Chapter amendments already are being discussed to shore up holes or ambiguous sections in the law that was signed by Gov. Andrew M. Cuomo on Tuesday.

“I feel like there are details that could have been fleshed out a little better,” said Assemblywoman Addie J. Russell, D-Theresa. “The need to have an amendment is pretty well universally accepted at this point.”

But she said she feels the speed at which the New York Ammunition and Firearms Enforcement Act moved through the Legislature was born out of urgency. Mrs. Russell voted in favor of the law.

“The governor sent a message of necessity, so it really required our quick action on the bill,” she said.

Assemblyman Kenneth J. Blankenbush, R-Black River, however, said he thinks the way NYSAFE was passed is indicative of a state political culture that isn’t thorough enough. He voted against it.

“Why fast-track a bill that really has some mistakes in it?” Mr. Blankenbush said. “We could correct things through chapter amendments, but when you’re debating the bill and the bill is this new, if you know it’s flawed, we should go back and take time to do it the right way.”

In the upper chamber, state Sen. Patricia A. Ritchie, R-Heuvelton, agreed that the bill should have had more time between its introduction and its passage.

“This legislation is very complex,” Mrs. Ritchie said.

She voted against it.

“I think something this significant should have been allowed the opportunity to age,” said state Sen. Joseph A. Griffo, R-Rome. “This was a very technical document.”

Mr. Griffo, who also voted against the legislation, said, “I don’t think we are going to be less safe, but I also don’t think we are going to be more safe.”

A ban on magazines with more than seven rounds and increased penalties for people carrying guns on school grounds are among its provisions.

“Most police officers are carrying more than seven bullets,” Mr. Blankenbush said. “When we asked that question on the floor, obviously (the bill sponsor, Assemblyman Joseph R. Lentol, D-Brooklyn) said, ‘That’s not what we meant.’”

Mrs. Russell said she believes the current exemptions for law enforcement agents that allow them to keep more rounds in their magazines and carry firearms on school grounds are still applicable.

“It never hurts to say it again,” Mrs. Russell said.

The law also is unclear on whether all pre-1994 magazines that carry more than 10 rounds are banned or whether people can modify their magazines so they accept only seven rounds.

“There is some argument to be made that you might be able to alter the device so it can’t hold any more,” Mrs. Russell said.

“That’s something we need to look into,” Mr. Griffo said.

Despite disappointment with the process and the questions surrounding certain aspects of the law, lawmakers agree that the law will not destroy the north country’s hunting and gun culture.

“I don’t think it’s going to kill the upstate hunting culture at all,” Mr. Blankenbush said. “What I’m fearful of is that there will be some law-abiding citizens who will say, ‘I’m not registering these guns at all.’”

The law also requires owners of assault weapons to register them within one year or face felony charges.

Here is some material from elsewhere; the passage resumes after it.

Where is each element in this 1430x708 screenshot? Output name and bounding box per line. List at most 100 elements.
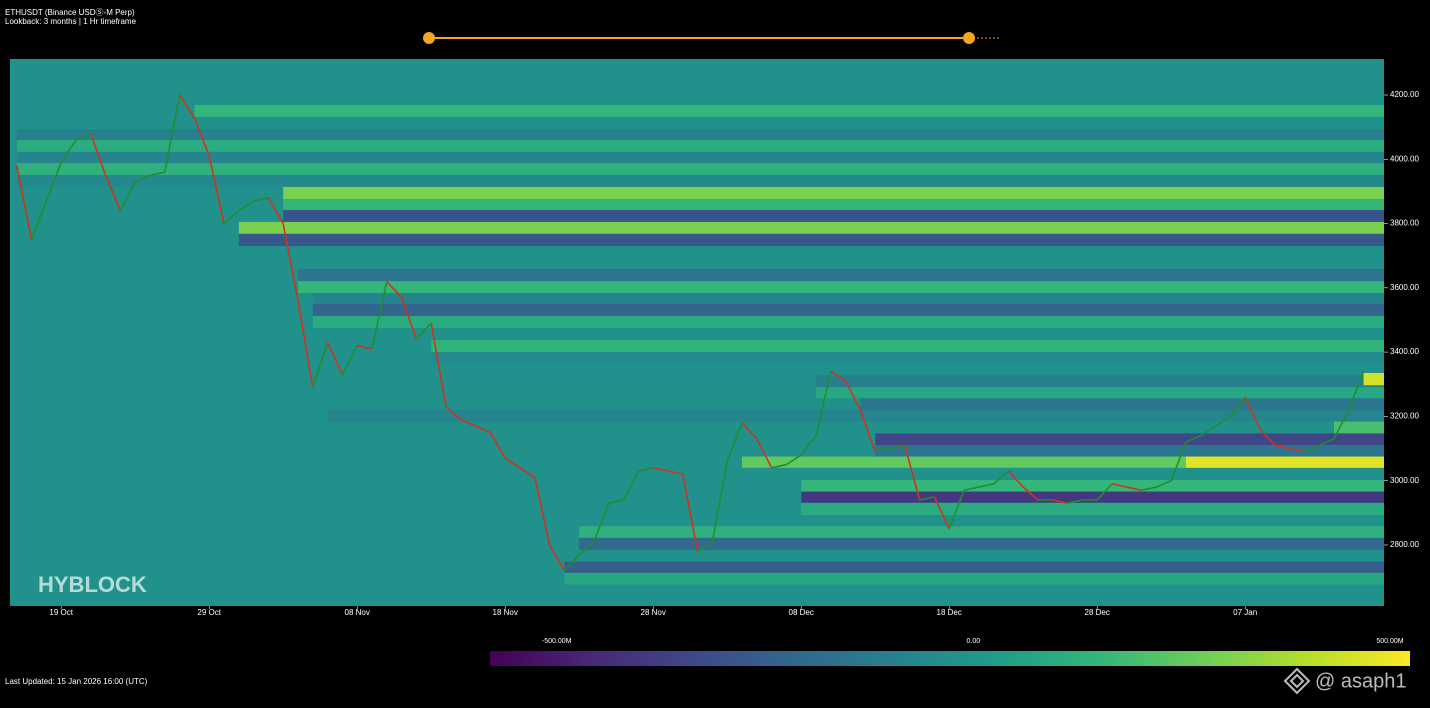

“Are we really going to make law-abiding citizens felons?” Mr. Blankenbush said.

Mr. Griffo said some parts of the law are positive, including increased penalties for people who murder first responders and a policy designed to keep guns out of the hands of the mentally ill. But he said he wishes he had an opportunity to vote on each provision separately.

“The overwhelming responses from my constituents agree with my vote,” he said.

Mrs. Ritchie agreed.

“It was hard for me considering that there are parts of the legislation that I think are good,” she said. “But it potentially makes a law-abiding citizen into a criminal.”